In a polarized market, that no longer makes sense.

“Now we’re adapting our approaches and our offers,” he said. The goal is to recognise very different broker business models and operating styles – from national consolidators with multiple executive layers and provinces, to three‑generation family firms in small communities.

Cracking the nationals without abandoning the local

When asked which end of the barbell is more challenging – national giants or small boutiques – Lecours resisted framing it as a choice.

“There’s no right or wrong model, obviously,” he said. “I believe… there’s room for everybody in the marketplace. The large ones, the small ones, the specialized ones… there’s a place for everybody.”

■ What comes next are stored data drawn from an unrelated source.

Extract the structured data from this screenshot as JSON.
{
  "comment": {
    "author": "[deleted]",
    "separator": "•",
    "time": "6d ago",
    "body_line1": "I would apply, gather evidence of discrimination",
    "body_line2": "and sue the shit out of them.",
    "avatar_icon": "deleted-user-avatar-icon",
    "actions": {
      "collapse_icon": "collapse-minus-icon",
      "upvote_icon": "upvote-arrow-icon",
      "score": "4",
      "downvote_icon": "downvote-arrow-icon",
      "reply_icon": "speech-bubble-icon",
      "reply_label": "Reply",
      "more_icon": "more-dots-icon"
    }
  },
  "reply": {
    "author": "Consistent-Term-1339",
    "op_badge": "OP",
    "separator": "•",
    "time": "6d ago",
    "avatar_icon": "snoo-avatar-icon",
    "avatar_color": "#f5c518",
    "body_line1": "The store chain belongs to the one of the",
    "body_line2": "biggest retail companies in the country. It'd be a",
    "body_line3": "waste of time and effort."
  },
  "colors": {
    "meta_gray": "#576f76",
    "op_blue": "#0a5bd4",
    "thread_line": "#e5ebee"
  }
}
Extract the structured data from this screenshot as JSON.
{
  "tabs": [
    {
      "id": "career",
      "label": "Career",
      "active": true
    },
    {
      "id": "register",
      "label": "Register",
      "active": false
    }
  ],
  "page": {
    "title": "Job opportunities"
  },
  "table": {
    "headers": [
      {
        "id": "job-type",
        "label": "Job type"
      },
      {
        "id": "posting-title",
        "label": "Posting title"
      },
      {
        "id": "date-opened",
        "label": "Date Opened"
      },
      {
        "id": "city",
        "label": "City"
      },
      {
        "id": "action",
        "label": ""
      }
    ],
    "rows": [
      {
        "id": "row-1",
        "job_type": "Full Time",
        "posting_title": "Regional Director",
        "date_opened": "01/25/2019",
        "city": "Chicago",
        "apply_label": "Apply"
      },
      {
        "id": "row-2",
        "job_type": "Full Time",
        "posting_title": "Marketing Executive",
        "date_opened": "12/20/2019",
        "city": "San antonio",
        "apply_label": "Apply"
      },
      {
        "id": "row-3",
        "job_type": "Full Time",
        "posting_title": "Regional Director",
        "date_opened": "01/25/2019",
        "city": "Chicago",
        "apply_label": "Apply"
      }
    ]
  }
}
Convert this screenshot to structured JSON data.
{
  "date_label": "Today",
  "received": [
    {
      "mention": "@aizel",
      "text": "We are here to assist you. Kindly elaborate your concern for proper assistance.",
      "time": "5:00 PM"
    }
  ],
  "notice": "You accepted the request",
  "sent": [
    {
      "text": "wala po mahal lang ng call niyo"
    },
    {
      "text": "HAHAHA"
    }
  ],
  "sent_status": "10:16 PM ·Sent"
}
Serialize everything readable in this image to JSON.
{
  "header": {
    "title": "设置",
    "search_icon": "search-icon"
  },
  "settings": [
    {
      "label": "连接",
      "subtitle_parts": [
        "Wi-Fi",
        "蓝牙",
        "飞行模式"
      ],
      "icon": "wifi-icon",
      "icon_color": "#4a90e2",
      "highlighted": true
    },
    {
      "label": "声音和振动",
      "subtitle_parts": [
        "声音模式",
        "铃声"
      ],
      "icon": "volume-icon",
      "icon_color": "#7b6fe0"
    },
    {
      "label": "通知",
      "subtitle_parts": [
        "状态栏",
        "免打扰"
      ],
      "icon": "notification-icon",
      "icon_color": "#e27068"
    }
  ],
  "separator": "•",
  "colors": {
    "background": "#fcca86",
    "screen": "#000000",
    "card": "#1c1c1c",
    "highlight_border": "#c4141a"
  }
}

Unica’s history means it is “probably more used to” working with smaller brokers, he acknowledged, but the real friction with nationals is practical rather than philosophical.

“One of the difficulties of working with large national brokers is to find the proper way to make our connections in these brokerages,” he said. “There’s many people, there’s multiple executives, there’s multiple lines of business, people responsible for different provinces and all that. So sometimes it’s harder… to get the connections established.”

Once the relationships are built, he said, the partnerships “work very well.” But getting there often requires more resources and capabilities, particularly around technology.

Large brokers “may have different expectations… in terms of technology or different things,” he added. Unica’s “large parent company… gives it the means that it needs to be able to work with these brokers as well.”

Lecours believes the winners – among both carriers and the largest brokers – will be the ones that blend that national strength with true regional presence.

“I think the model that works well for an insurer, and probably for a large broker as well, is to be able to combine a national presence and the national strength with regional [teams] – it’s think globally and act locally,” he said. Unica keeps “people on the ground that really know their market,” supported by a national team that can “build things to scale” and tackle what is common across provinces. He sees big brokers moving in the same direction: “a large national brand,” but local operations “well and alive.”